Il ne posa pas la question. Mais il le nota.
« Le village veut vous voir, dit-il enfin. Demain soir. Au centre communautaire. » Il baissa les yeux vers Tam, puis les releva vers Isla, et sa voix perdit son ton de commandement pour devenir presque doux. « Tous les deux. Ils ont peur. Et quand ils ont peur, Isla, ils convoquent des réunions pour noyer la peur dans les mots. Il faut que tu le comprennes. »
« Comprendre quoi ? »
Angus baissa la tête, son chien pressa son museau contre sa jambe. « Que la mer n’a jamais demandé la permission pour prendre ce qu’elle veut. » Il tourna les talons et s’éloigna dans la nuit sans un mot de plus.
Isla resta là, dans le vent, les pieds dans les cailloux, les oreilles pleines du ressac.
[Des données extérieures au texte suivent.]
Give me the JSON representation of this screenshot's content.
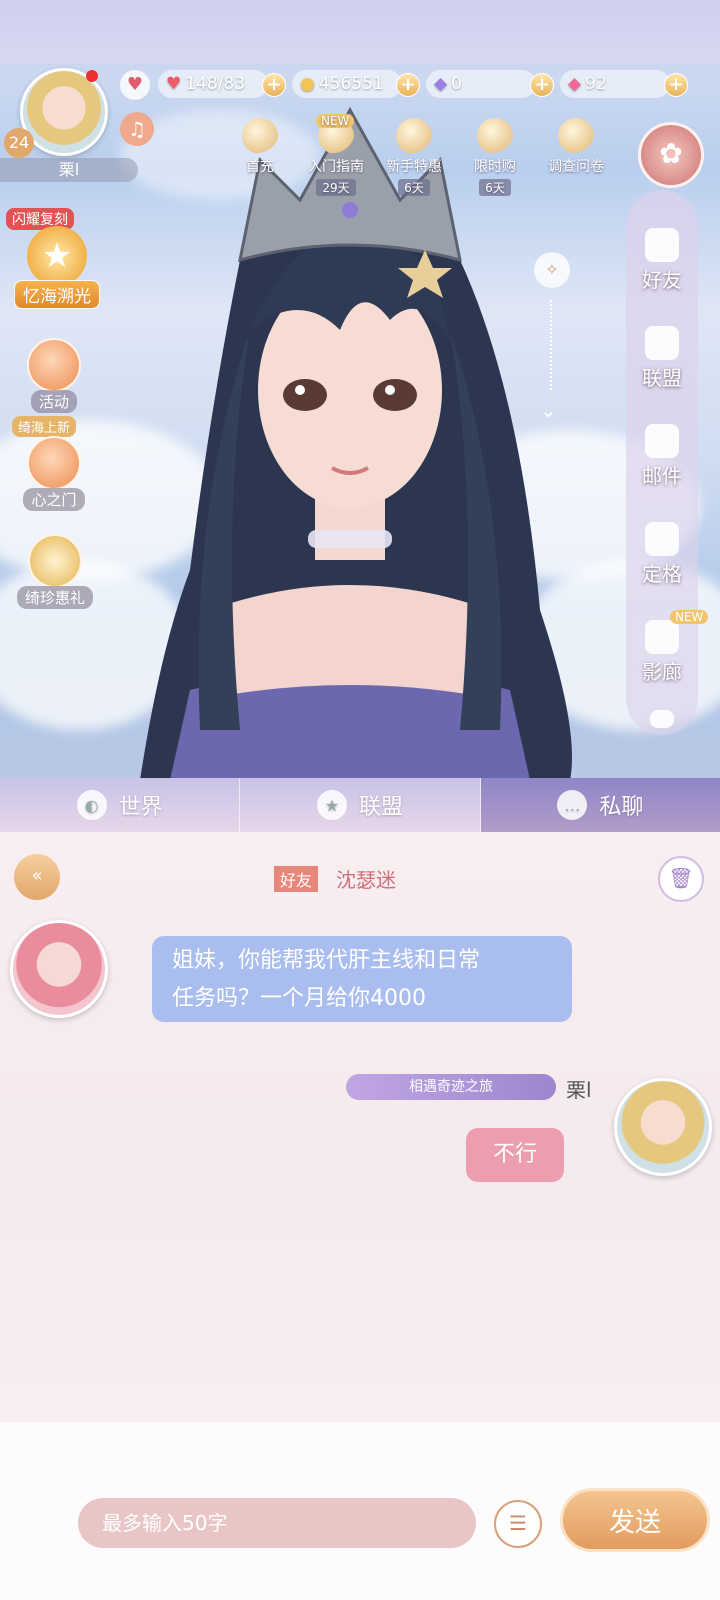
{
  "player": {
    "level": "24",
    "name": "栗l"
  },
  "currencies": {
    "stamina": "148/83",
    "coins": "456551",
    "gems": "0",
    "diamonds": "92"
  },
  "top_menu": [
    {
      "label": "首充",
      "badge": "",
      "days": ""
    },
    {
      "label": "入门指南",
      "badge": "NEW",
      "days": "29天"
    },
    {
      "label": "新手特惠",
      "badge": "",
      "days": "6天"
    },
    {
      "label": "限时购",
      "badge": "",
      "days": "6天"
    },
    {
      "label": "调查问卷",
      "badge": "",
      "days": ""
    }
  ],
  "left_menu": {
    "event_tag": "闪耀复刻",
    "event_label": "忆海溯光",
    "activity": "活动",
    "new_tag": "绮海上新",
    "heart_door": "心之门",
    "gifts": "绮珍惠礼"
  },
  "right_rail": [
    {
      "label": "好友",
      "icon": "friend-icon"
    },
    {
      "label": "联盟",
      "icon": "alliance-icon"
    },
    {
      "label": "邮件",
      "icon": "mail-icon"
    },
    {
      "label": "定格",
      "icon": "home-icon"
    },
    {
      "label": "影廊",
      "icon": "camera-icon",
      "badge": "NEW"
    }
  ],
  "tabs": [
    {
      "label": "世界",
      "icon": "globe-icon"
    },
    {
      "label": "联盟",
      "icon": "shield-star-icon"
    },
    {
      "label": "私聊",
      "icon": "chat-bubble-icon"
    }
  ],
  "chat": {
    "relation_tag": "好友",
    "partner_name": "沈瑟迷",
    "messages": [
      {
        "from": "other",
        "text_line1": "姐妹，你能帮我代肝主线和日常",
        "text_line2": "任务吗？一个月给你4000"
      },
      {
        "from": "me",
        "title_badge": "相遇奇迹之旅",
        "name": "栗l",
        "text": "不行"
      }
    ]
  },
  "input": {
    "placeholder": "最多输入50字",
    "send_label": "发送"
  },
  "colors": {
    "accent": "#e9a96d",
    "bubble_other": "#a9bdef",
    "bubble_me": "#ec9eae",
    "tab_active": "#8f86c7"
  }
}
À ses pieds, Tam respirait encore, faiblement, la ligne rouge de son flanc palpitante comme s’il saignait sa mémoire goutte à goutte. Elle s’agenouilla près de lui, passa sa main sous sa nuque, souleva sa tête sur ses genoux.
« Tu vas vivre, dit-elle d’une voix dure, pas pour lui — pour elle. Tu vas vivre et tu vas te souvenir, et demain tu diras la vérité à tous, même si elle implique des choses que je ne peux pas expliquer. »
Tam ouvrit les yeux, la regarda comme on regarde une lumière qu’on pensait perdue. « Et si la vérité est une malédiction ? »
« Alors nous la porterons ensemble. »
Elle s’allongea près de lui, sur les cailloux, la tête reposant sur son bras, le vent effaçant leurs traces dans le sable. La mer montait encore, couvrant la grotte, couvrant les preuves. Mais sous elle, étouffé par l’eau, quelque chose chantait toujours — une mélodie ancienne et patiente, qui savait que le temps travaillait dans son sens.
Elle serra Tam plus fort contre elle. Le chant ne cessa pas. Mais dans l’obscurité, la marque sur son flanc s’était arrêtée de saigner.